Others argued that brands could ask increasingly difficult questions of the Tokyo games’ organising committee, given the change in sponsorship scope, with the possibility of overseas visitors being barred or even all spectators being prohibited. “There will be investment questions that sponsors will reasonably ask of the IOC and Tokyo’s Olympic Organising Committee, given that the scope of the audience will change significantly,” said John Davis, regional managing director for Duke Corporate Education and author of The Olympic Games Effect.
Already, sponsors of the games pushed hard to have Mori ousted as president, and as they begin to count return on investments on their ad dollars, they could have to take more hard decisions soon, these experts warned. While aligning their brands' stories with the global games has traditionally been a good opportunity, hard-nosed CMOs may be compelled to turn to other global events ranging from Football to F1 to improve ROI.
One of the most interesting opportunities, Davis argued, will be how brands decide to create a sustained relationship with their audiences given the larger digital opportunity they now have. “In years past, the halo of the Olympics has dissipated quickly once the Games end, as audiences move on to other sports and entertainment interests. But this year brands have a chance to relate far differently with younger audiences to build longer, more authentic relationships that can be anchored in the Olympic memories yet carried forward into each person’s ongoing interests.”
Payne stressed that Olympics branding and sponsorship is a long-term opportunity. All of the TOP Partners are in for the long term, with many signed up through 2028, and Coca-Cola, Mengniu and Visa through 2032. “TOP Partners global activation is also focused on the Olympic brand, the Olympic values and team in each country—much of the benefit achieved well before the Games actually take place,” he added.
Rick Burton, the David B. Falk Professor of Sport Management at Syracuse University and former commissioner of Australia’s National Basketball League, believes brands will demand some kind of make-good offer from the IOC and the Tokyo games organisers, “They could say, 'When you sold me the sponsorship, you led me to believe that there would be a million people that would see my involvement with these games. And now that's not going to happen',” he contended.
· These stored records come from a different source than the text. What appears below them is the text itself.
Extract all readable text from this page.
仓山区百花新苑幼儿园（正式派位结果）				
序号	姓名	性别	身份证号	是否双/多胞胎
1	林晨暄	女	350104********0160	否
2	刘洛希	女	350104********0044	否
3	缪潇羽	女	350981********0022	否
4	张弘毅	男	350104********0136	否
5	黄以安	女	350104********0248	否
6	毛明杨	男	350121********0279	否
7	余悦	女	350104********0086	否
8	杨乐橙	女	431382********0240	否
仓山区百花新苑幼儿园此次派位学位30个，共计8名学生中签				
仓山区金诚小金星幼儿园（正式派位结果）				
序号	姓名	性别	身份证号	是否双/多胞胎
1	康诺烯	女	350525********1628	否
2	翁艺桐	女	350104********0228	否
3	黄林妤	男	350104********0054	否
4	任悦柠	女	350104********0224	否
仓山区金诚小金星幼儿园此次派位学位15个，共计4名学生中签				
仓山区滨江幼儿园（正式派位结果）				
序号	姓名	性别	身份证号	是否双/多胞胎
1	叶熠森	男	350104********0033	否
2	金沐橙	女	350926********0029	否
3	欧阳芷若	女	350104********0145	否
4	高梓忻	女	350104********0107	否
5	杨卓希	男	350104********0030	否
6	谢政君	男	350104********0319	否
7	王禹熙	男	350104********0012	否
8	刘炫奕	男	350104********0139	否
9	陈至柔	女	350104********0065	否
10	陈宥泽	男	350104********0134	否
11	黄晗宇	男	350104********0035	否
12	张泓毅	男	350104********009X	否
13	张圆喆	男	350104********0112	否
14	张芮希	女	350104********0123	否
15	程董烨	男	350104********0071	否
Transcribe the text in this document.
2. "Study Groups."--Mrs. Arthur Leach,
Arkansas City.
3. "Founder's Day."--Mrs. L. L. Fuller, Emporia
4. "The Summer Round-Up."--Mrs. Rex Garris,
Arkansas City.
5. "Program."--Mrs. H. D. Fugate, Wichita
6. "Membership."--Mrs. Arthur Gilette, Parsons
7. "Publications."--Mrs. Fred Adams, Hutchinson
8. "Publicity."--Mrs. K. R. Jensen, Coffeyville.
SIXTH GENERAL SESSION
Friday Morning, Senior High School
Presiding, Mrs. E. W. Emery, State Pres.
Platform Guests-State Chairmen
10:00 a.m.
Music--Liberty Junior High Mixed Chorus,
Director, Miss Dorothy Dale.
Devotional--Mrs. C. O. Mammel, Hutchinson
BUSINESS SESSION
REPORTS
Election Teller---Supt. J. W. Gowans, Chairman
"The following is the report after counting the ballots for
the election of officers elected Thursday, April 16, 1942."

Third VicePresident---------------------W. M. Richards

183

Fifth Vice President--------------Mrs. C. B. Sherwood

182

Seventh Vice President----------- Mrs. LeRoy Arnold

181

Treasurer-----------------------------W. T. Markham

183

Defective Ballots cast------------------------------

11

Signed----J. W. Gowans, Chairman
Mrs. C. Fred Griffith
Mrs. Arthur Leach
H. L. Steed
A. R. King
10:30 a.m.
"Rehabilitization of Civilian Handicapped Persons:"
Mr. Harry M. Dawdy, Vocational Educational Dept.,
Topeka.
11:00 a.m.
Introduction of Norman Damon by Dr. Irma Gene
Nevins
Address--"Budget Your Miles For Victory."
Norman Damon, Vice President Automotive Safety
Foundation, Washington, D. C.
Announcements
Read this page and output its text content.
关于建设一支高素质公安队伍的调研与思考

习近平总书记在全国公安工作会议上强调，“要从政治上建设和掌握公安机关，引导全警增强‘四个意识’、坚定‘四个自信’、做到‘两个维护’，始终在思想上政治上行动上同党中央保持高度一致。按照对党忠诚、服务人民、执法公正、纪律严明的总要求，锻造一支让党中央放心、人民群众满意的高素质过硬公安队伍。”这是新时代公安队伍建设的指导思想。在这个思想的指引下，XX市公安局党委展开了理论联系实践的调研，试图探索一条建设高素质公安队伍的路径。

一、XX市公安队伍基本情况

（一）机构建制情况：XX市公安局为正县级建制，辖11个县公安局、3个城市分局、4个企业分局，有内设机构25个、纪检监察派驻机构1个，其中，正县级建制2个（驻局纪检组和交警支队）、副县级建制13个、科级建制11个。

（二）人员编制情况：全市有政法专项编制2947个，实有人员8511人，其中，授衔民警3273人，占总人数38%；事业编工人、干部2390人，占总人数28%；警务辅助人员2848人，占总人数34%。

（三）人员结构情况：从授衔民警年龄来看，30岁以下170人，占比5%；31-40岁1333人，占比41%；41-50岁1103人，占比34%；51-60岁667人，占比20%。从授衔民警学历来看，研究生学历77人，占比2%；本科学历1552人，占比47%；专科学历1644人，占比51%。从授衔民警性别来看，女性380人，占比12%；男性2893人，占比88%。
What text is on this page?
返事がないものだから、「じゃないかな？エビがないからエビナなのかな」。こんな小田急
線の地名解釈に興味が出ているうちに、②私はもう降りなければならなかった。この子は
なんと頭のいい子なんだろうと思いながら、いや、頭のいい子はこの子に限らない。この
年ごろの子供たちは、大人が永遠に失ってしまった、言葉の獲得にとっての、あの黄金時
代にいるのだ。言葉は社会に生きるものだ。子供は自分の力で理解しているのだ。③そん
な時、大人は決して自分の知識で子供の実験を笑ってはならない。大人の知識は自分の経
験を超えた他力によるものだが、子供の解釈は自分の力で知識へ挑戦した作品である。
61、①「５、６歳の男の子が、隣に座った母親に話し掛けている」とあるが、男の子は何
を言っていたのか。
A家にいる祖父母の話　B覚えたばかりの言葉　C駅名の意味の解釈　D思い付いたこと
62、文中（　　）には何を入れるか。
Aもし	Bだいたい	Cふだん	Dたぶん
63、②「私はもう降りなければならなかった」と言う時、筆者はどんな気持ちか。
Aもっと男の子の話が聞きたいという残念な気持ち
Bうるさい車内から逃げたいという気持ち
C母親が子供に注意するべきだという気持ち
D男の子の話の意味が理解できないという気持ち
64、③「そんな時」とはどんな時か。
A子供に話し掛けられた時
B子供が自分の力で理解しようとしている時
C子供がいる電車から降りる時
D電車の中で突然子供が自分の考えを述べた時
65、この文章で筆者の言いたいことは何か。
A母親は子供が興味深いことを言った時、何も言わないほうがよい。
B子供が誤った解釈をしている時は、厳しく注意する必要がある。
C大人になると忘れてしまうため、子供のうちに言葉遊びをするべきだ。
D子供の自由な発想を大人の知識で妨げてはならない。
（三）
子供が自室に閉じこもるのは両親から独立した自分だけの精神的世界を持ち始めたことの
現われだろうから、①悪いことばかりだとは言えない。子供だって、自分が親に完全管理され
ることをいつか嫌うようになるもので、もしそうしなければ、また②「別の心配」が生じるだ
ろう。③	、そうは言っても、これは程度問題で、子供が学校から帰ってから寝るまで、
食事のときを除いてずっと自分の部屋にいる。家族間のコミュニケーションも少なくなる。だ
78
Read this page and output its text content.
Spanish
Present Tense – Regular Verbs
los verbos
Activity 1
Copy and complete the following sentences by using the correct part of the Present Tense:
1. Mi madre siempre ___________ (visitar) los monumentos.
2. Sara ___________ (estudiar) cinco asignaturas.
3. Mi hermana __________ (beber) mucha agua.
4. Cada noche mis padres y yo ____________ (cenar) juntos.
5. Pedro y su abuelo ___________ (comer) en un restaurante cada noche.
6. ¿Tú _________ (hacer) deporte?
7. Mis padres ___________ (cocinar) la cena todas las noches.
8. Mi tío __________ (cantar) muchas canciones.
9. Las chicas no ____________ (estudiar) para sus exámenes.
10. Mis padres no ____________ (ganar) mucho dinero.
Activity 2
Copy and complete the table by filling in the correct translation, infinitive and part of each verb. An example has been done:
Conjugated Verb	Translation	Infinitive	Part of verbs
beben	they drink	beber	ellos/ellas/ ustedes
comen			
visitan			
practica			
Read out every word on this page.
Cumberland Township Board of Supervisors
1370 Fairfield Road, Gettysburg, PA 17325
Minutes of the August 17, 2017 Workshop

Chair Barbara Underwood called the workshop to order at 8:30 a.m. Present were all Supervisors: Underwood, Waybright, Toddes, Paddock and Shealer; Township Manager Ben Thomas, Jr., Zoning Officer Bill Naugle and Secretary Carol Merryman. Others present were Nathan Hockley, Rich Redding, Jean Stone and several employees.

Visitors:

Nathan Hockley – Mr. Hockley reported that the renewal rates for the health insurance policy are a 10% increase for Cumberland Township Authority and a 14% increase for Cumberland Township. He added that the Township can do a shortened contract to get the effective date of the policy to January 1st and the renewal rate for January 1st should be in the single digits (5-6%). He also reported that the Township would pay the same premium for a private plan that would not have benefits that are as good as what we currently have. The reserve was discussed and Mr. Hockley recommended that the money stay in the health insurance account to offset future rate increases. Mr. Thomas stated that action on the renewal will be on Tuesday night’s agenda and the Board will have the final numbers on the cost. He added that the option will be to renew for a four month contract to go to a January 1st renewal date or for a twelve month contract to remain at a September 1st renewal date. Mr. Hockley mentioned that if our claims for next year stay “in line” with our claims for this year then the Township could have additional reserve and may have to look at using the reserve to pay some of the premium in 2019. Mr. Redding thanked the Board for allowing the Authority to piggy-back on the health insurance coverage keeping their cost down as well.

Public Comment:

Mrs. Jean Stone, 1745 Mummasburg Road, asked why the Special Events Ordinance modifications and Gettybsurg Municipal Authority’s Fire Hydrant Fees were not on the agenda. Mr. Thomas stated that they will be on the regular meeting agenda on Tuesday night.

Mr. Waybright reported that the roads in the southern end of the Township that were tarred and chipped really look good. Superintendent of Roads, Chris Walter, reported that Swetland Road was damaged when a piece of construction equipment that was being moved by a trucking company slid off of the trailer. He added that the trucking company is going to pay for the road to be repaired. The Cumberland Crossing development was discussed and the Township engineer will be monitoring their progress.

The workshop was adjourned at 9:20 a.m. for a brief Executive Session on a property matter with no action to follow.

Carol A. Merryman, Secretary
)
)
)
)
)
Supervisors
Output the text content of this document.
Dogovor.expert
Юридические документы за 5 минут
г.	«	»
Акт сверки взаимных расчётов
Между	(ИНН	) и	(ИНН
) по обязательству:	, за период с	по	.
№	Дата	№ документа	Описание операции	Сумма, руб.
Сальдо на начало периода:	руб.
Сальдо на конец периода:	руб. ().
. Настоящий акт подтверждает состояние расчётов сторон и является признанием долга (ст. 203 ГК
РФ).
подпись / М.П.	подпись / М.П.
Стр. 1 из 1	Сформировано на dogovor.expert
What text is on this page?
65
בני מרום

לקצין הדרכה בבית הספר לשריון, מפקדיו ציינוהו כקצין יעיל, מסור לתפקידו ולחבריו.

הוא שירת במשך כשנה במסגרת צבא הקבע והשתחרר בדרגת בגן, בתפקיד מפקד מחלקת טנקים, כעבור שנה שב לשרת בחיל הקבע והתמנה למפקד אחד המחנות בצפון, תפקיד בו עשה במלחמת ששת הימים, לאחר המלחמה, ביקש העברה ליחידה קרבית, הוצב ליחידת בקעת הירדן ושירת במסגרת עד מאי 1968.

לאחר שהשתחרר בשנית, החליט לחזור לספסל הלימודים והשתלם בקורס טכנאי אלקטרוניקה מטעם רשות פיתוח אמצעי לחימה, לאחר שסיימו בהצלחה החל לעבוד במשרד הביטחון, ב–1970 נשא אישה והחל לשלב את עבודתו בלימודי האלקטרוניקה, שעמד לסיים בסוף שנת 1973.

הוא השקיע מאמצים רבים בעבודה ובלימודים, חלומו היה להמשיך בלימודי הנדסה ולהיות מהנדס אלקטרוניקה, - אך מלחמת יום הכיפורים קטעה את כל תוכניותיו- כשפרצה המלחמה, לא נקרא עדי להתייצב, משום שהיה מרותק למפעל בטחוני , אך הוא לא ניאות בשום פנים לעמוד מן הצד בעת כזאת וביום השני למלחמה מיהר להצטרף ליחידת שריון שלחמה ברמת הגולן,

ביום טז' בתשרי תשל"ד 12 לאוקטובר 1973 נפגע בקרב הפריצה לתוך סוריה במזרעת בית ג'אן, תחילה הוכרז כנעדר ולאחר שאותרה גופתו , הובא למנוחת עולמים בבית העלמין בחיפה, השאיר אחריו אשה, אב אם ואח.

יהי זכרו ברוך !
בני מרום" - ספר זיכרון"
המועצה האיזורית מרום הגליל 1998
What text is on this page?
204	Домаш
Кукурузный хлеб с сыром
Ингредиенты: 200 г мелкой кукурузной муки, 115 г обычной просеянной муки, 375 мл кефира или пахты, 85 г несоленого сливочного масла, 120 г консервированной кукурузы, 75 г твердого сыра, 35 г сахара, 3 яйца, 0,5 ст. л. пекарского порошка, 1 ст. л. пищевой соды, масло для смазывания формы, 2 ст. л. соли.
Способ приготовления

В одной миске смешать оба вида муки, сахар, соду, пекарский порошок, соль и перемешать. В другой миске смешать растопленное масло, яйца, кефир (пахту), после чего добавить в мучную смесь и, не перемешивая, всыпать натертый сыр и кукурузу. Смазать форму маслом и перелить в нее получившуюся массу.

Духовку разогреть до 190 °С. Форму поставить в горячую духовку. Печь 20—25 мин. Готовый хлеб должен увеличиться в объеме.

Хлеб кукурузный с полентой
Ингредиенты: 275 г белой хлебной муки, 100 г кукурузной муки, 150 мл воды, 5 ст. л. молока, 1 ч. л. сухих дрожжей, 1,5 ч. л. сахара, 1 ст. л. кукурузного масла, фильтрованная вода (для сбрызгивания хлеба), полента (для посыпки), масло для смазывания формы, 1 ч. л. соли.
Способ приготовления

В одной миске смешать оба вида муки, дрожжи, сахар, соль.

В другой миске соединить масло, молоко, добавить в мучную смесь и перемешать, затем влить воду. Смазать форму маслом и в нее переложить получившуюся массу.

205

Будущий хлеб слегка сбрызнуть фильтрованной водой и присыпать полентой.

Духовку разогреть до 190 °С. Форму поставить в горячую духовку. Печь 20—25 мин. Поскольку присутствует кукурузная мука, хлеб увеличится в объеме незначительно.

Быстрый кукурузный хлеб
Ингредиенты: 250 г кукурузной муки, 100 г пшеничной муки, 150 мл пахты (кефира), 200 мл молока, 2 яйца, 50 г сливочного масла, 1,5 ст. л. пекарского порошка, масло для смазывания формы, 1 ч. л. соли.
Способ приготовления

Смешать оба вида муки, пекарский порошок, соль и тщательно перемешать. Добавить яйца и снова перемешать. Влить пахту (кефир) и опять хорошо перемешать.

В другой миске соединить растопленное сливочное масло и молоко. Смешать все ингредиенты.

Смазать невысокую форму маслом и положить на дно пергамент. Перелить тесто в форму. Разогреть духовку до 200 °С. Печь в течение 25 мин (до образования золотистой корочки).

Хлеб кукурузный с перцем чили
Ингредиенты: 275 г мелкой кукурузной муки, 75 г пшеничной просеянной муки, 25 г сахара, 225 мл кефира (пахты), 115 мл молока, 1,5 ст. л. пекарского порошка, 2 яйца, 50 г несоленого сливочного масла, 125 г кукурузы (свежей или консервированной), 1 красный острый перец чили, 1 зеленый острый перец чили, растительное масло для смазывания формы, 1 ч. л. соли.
Having forked out hundreds of millions of dollars to help the postponed games happen, sponsors will now battle for their pound of flesh, he believes. This could be in the form of incremental benefit provided in social media or in televised media or it could be for some benefits at the next games in Beijing or Paris. “Undoubtedly these brand owners would say, 'We're obligated to our stakeholders or our stockholders, to deliver the value that we purchased',” he added. “So, we anticipate that you will help us achieve our goals.”